Numerical methods for accurate computation of the eigenvalues of Hermitian matrices and the singular values of general matrices

TL;DR

This paper reviews numerical methods that achieve high accuracy in computing eigenvalues and singular values of Hermitian and structured matrices, even in ill-conditioned cases, by exploiting structured errors and intrinsic matrix parameters.

Contribution

It introduces a structured error analysis framework and an unconventional approach using intrinsic parameters for accurate eigenvalue and singular value computation of challenging matrices.

Findings

Structured error analysis improves sensitivity measurement.

High-accuracy algorithms work despite large condition numbers.

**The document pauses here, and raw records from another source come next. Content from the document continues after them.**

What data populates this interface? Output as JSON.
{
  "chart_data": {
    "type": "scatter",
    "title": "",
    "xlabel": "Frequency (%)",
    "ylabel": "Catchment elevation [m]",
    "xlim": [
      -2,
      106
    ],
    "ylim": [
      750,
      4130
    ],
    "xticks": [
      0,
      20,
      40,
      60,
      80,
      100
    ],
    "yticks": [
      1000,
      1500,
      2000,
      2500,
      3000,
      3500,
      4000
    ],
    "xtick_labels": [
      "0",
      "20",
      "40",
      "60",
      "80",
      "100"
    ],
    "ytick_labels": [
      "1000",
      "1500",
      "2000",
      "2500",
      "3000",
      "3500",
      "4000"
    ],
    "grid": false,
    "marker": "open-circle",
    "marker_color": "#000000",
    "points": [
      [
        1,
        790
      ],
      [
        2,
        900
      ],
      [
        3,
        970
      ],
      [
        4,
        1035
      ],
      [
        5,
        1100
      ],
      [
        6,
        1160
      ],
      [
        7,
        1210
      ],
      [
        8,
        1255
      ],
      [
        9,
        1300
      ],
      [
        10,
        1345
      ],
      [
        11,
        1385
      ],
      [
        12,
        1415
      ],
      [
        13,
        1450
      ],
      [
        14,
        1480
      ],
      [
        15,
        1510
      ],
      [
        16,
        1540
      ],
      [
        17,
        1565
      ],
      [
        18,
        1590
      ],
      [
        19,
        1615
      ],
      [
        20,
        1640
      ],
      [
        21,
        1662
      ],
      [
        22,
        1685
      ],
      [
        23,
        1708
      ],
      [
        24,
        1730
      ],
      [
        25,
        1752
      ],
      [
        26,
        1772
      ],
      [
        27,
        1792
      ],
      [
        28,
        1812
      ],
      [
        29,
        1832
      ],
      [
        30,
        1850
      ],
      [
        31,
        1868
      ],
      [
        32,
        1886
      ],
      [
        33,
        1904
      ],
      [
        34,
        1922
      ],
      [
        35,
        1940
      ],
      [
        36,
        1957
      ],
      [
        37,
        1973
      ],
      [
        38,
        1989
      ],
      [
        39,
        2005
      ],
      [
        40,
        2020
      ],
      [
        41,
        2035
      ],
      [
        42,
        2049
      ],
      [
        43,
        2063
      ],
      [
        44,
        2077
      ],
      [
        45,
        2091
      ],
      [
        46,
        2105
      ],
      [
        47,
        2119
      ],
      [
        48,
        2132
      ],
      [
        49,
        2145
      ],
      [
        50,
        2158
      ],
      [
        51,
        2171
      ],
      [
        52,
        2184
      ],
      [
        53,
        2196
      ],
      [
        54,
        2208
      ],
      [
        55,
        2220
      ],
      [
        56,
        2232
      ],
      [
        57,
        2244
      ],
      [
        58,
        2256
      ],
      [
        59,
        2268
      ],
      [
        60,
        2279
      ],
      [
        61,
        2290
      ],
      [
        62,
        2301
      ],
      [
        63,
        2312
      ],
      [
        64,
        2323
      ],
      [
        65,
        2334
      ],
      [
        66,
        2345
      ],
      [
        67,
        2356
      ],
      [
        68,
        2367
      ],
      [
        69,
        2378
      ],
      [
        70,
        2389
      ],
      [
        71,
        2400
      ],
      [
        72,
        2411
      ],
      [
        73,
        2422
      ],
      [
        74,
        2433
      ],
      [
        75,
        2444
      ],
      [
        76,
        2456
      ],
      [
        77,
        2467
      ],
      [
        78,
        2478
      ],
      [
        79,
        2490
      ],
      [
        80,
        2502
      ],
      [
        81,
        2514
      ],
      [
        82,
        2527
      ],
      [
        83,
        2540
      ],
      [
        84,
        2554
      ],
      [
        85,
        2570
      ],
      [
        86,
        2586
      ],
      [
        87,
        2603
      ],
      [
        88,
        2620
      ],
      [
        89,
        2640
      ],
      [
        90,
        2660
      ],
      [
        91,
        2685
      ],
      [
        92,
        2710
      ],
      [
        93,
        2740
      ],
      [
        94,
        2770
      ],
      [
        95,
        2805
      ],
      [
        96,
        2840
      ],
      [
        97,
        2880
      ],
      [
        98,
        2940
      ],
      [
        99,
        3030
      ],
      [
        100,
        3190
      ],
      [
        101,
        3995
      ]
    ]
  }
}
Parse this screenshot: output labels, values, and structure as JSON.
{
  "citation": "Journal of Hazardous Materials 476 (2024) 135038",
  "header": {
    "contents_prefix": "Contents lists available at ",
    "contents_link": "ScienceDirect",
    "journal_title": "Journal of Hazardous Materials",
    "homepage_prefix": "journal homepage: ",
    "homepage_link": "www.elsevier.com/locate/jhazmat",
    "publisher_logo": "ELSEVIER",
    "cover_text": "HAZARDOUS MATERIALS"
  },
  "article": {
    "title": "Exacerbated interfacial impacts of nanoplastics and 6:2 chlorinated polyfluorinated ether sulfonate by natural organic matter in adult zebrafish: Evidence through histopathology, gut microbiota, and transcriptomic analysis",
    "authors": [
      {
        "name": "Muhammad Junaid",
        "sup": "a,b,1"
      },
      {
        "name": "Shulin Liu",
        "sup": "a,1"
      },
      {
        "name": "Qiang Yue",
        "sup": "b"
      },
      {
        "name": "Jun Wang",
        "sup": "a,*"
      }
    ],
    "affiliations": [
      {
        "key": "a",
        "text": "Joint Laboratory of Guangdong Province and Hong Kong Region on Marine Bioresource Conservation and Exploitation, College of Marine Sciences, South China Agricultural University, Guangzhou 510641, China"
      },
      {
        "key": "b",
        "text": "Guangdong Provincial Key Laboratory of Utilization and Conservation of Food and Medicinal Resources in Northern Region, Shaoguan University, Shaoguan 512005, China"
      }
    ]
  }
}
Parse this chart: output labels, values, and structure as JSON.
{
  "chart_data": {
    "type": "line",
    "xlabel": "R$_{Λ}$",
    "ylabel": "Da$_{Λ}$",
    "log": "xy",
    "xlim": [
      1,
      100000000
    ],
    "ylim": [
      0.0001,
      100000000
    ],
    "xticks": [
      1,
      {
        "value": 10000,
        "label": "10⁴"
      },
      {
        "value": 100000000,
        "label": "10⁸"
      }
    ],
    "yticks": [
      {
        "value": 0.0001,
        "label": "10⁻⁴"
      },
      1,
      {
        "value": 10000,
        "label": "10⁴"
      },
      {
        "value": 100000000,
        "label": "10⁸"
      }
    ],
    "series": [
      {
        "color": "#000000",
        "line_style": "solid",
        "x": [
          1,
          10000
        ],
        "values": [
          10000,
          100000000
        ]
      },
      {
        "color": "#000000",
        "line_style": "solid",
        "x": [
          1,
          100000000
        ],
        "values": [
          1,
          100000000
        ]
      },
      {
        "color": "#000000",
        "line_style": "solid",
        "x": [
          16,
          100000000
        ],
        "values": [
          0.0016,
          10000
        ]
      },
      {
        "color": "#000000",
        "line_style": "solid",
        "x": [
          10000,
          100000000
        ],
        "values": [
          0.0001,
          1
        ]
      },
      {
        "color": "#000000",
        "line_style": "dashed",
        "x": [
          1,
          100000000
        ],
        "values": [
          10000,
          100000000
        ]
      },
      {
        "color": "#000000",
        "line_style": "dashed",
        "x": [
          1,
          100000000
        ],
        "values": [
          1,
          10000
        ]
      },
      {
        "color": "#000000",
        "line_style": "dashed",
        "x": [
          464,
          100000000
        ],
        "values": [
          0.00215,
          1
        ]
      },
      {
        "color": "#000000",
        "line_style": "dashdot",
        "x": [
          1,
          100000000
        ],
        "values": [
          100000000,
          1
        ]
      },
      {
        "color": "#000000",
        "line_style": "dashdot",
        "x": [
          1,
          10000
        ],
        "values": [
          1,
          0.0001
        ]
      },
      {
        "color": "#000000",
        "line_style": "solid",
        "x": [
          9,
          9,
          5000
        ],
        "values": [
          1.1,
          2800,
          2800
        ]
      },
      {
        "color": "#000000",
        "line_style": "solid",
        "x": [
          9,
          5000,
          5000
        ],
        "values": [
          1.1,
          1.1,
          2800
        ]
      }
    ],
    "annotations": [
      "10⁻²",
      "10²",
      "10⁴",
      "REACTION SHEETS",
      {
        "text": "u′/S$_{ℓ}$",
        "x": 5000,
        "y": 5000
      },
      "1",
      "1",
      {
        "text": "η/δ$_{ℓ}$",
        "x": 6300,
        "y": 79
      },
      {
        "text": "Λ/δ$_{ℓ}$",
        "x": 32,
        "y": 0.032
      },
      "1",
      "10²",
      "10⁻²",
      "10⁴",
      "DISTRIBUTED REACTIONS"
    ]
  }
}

Use of intrinsic parameters enables accurate factorization of structured matrices.

Abstract

This paper offers a review of numerical methods for computation of the eigenvalues of Hermitian matrices and the singular values of general and some classes of structured matrices. The focus is on the main principles behind the methods that guarantee high accuracy even in the cases that are ill-conditioned for the conventional methods. First, it is shown that a particular structure of the errors in a finite precision implementation of an algorithm allows for a much better measure of sensitivity and that computation with high accuracy is possible despite a large classical condition number. Such structured errors incurred by finite precision computation are in some algorithms e.g. entry-wise or column-wise small, which is much better than the usually considered errors that are in general small only when measured in the Frobenius matrix norm. Specially tailored perturbation theory for such structured perturbations of Hermitian matrices guarantees much better bounds for the relative errors in the computed eigenvalues. % Secondly, we review an unconventional approach to accurate computation of the singular values and eigenvalues of some notoriously ill-conditioned structured matrices, such as e.g. Cauchy, Vandermonde and Hankel matrices. The distinctive feature of accurate algorithms is using the intrinsic parameters that define such matrices to obtain a non-orthogonal factorization, such as the \textsf{LDU} factorization, and then computing the singular values of the product of thus computed factors. The state of the art software is discussed as well.